Herpes cases among babies linked to ultra-Orthodox Jewish circumcision ritual
New York health department alerts doctors to infections linked to ancient ritual in which circumcision wound is cleaned by mouth
A baby boy was rushed to hospital when he developed herpes following a controversial ancient circumcision ritual, it has been reported.
The New York health department alerted doctors to the case of a newborn who fell ill after undergoing the ultra-Orthodox Jewish practice in which the circumcision wound is cleaned by mouth.
A rash is said to have spread across the child’s genitals, buttocks, inner thighs and ankle two weeks after the procedure.
There have been six cases of herpes among children who have had the ritual known as metzitzah b’peh performed on them since February 2015, reported the New York Daily News.
The majority of Jewish circumcision ceremonies do not include metzitzah b’peh, in which the mohel, or circumciser, places their mouth directly on the wound to suck away the blood.
An estimated 3,000 babies are circumcised each year using the method in New York City, home to the largest Jewish population outside Israel.

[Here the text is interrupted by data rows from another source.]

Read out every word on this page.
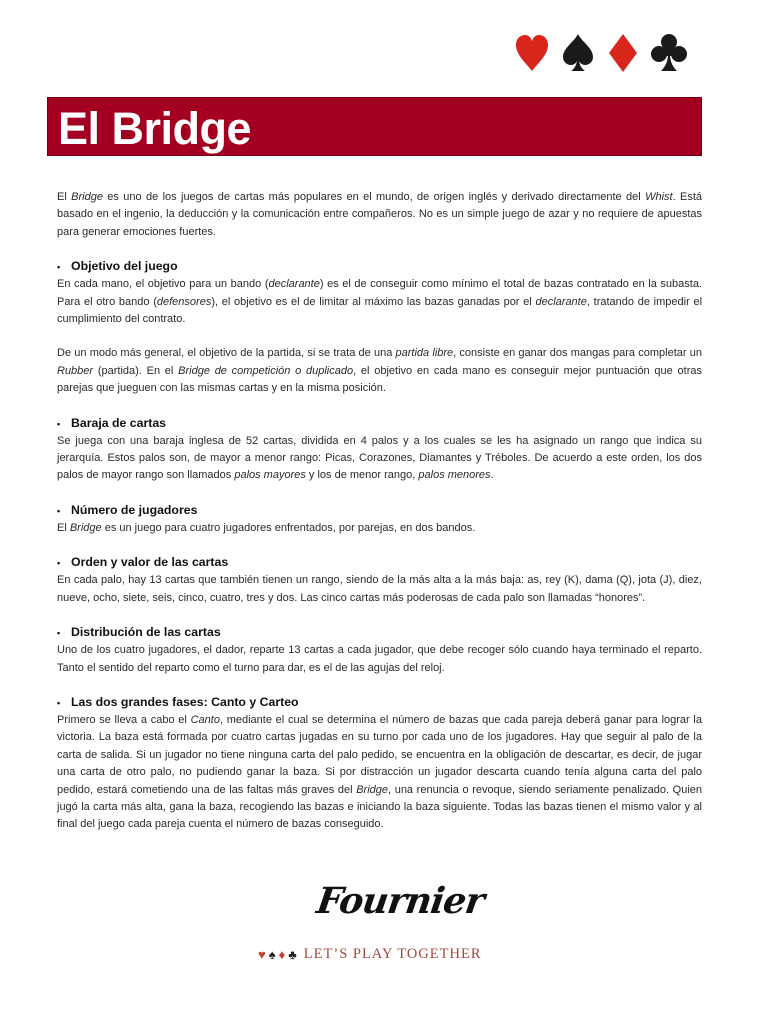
El Bridge

El Bridge es uno de los juegos de cartas más populares en el mundo, de origen inglés y derivado directamente del Whist. Está basado en el ingenio, la deducción y la comunicación entre compañeros. No es un simple juego de azar y no requiere de apuestas para generar emociones fuertes.

• Objetivo del juego

En cada mano, el objetivo para un bando (declarante) es el de conseguir como mínimo el total de bazas contratado en la subasta. Para el otro bando (defensores), el objetivo es el de limitar al máximo las bazas ganadas por el declarante, tratando de impedir el cumplimiento del contrato.

De un modo más general, el objetivo de la partida, si se trata de una partida libre, consiste en ganar dos mangas para completar un Rubber (partida). En el Bridge de competición o duplicado, el objetivo en cada mano es conseguir mejor puntuación que otras parejas que jueguen con las mismas cartas y en la misma posición.

• Baraja de cartas

Se juega con una baraja inglesa de 52 cartas, dividida en 4 palos y a los cuales se les ha asignado un rango que indica su jerarquía. Estos palos son, de mayor a menor rango: Picas, Corazones, Diamantes y Tréboles. De acuerdo a este orden, los dos palos de mayor rango son llamados palos mayores y los de menor rango, palos menores.

• Número de jugadores

El Bridge es un juego para cuatro jugadores enfrentados, por parejas, en dos bandos.

• Orden y valor de las cartas

En cada palo, hay 13 cartas que también tienen un rango, siendo de la más alta a la más baja: as, rey (K), dama (Q), jota (J), diez, nueve, ocho, siete, seis, cinco, cuatro, tres y dos. Las cinco cartas más poderosas de cada palo son llamadas “honores”.

• Distribución de las cartas

Uno de los cuatro jugadores, el dador, reparte 13 cartas a cada jugador, que debe recoger sólo cuando haya terminado el reparto. Tanto el sentido del reparto como el turno para dar, es el de las agujas del reloj.

• Las dos grandes fases: Canto y Carteo

Primero se lleva a cabo el Canto, mediante el cual se determina el número de bazas que cada pareja deberá ganar para lograr la victoria. La baza está formada por cuatro cartas jugadas en su turno por cada uno de los jugadores. Hay que seguir al palo de la carta de salida. Si un jugador no tiene ninguna carta del palo pedido, se encuentra en la obligación de descartar, es decir, de jugar una carta de otro palo, no pudiendo ganar la baza. Si por distracción un jugador descarta cuando tenía alguna carta del palo pedido, estará cometiendo una de las faltas más graves del Bridge, una renuncia o revoque, siendo seriamente penalizado. Quien jugó la carta más alta, gana la baza, recogiendo las bazas e iniciando la baza siguiente. Todas las bazas tienen el mismo valor y al final del juego cada pareja cuenta el número de bazas conseguido.

Fournier
♥ ♠ ♦ ♣ LET’S PLAY TOGETHER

The city’s mayor Bill de Blasio told reporters officials were in the process of identifying the mohel who had performed the procedure and expected “full cooperation from the community”.
Mr de Blasio retracted the requirement for a parental consent form for the practice two years ago in a compromise with ultra-Orthodox leaders who agreed to help identify and isolate any mohels found to be responsible for an infection.
Of the six previously undisclosed cases, two occurred last year and three in 2015.
Since 2000, there have been 24 cases of infant herpes linked to circumcision, leading to two deaths and two cases of brain damage, according to the New York Post.
Herpes, a highly contagious viral disease which can cause blisters and ulcers, is more severe in newborn babies as their immune systems are not fully developed.